While apparently engaged in preparing a panful of apples, Mammy was covertly watching her, for, next to her baby, Jean, Constance was Mammy's pet.

When the candy was done, Constance poured it into the pans.

"Now in just about two jiffies that will be ready to cut. Keep one eye on it, won't you Mammy, while I run up-stairs for my paraffin paper,"

she said, as she set the pans outside to cool and whisked from the kitchen, Mammy saying under her breath as she vanished:

"If folks could once hear dat chile _whis'le_ dey'd hanker fef ter hear it agin, an' dey'd keep on a hankerin' twell dey'd _done_ hit.

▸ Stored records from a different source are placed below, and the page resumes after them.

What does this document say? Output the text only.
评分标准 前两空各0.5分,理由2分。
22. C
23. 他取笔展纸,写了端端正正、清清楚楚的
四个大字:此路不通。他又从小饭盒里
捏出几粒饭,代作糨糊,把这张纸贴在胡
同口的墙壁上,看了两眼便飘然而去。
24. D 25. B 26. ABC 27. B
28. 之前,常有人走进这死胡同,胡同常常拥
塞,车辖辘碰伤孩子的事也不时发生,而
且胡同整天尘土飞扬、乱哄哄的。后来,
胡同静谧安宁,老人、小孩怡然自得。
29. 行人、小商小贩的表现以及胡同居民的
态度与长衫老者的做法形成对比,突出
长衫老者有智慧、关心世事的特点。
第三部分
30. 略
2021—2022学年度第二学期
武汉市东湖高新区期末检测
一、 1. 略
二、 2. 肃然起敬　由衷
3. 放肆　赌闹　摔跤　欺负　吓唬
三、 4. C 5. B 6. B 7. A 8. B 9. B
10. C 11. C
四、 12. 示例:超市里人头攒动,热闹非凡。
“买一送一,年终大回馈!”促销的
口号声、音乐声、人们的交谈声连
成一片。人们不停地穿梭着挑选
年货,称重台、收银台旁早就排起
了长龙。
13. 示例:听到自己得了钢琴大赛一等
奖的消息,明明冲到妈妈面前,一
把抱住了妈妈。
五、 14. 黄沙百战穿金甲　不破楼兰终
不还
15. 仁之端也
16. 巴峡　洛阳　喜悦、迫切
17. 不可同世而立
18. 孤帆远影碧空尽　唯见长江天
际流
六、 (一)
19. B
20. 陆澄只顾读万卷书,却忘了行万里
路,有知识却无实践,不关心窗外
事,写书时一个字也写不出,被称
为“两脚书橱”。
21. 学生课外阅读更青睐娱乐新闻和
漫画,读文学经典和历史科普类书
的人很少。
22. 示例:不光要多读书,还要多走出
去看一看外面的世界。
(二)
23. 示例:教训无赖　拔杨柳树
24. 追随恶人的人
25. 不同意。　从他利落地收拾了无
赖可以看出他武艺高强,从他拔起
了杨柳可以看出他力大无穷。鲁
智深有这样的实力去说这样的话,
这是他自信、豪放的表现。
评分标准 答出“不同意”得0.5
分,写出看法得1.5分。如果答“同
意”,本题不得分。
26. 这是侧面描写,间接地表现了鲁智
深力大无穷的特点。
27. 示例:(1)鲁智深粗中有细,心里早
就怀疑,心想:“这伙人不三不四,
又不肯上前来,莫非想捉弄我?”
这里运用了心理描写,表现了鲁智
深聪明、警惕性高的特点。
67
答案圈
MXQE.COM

She beat der bu'ds, an' dat's a fac'."

"Now I guess I can cut it," cried Constance, as she came hurrying back.

The sudden chill of the keen November air had made the candy the exact consistency for cutting into little squares, and in the course of the next half hour they were all cut, carefully wrapped in bits of paraffin paper and neatly tied in small white paper packages with baby-ribbon of different colors. Four dozen as inviting parcels of delicious home-made candy as any one could desire, and all made and done up within an hour and a half.

"There, Mammy! What do you think of _that_ for my initial venture?"

asked Constance, looking with not a little satisfaction upon the packages as they lay in the large flat box into which she had carefully packed them.

"Bate yo' dey hits de markit spang on de haid," chuckled Mammy. "An'

now _I'se_ gwine tek holt. La, ain' I gwine cut a dash, dough! Yo' see _me_," and hastily donning her hood and shawl, and catching up an apple from her panful, off Mammy hurried to the little stable which stood in one corner of the small grounds, where Baltie had lived, and certainly flourished since the family came to dwell in this new home.

Mammy never entered that stable without some tidbit for her pet, for she had grown to love the blind old horse as well as Jean did, and was secretly consumed with pride at his transformation. As she entered the stable, Baltie greeted her with his soft nicker.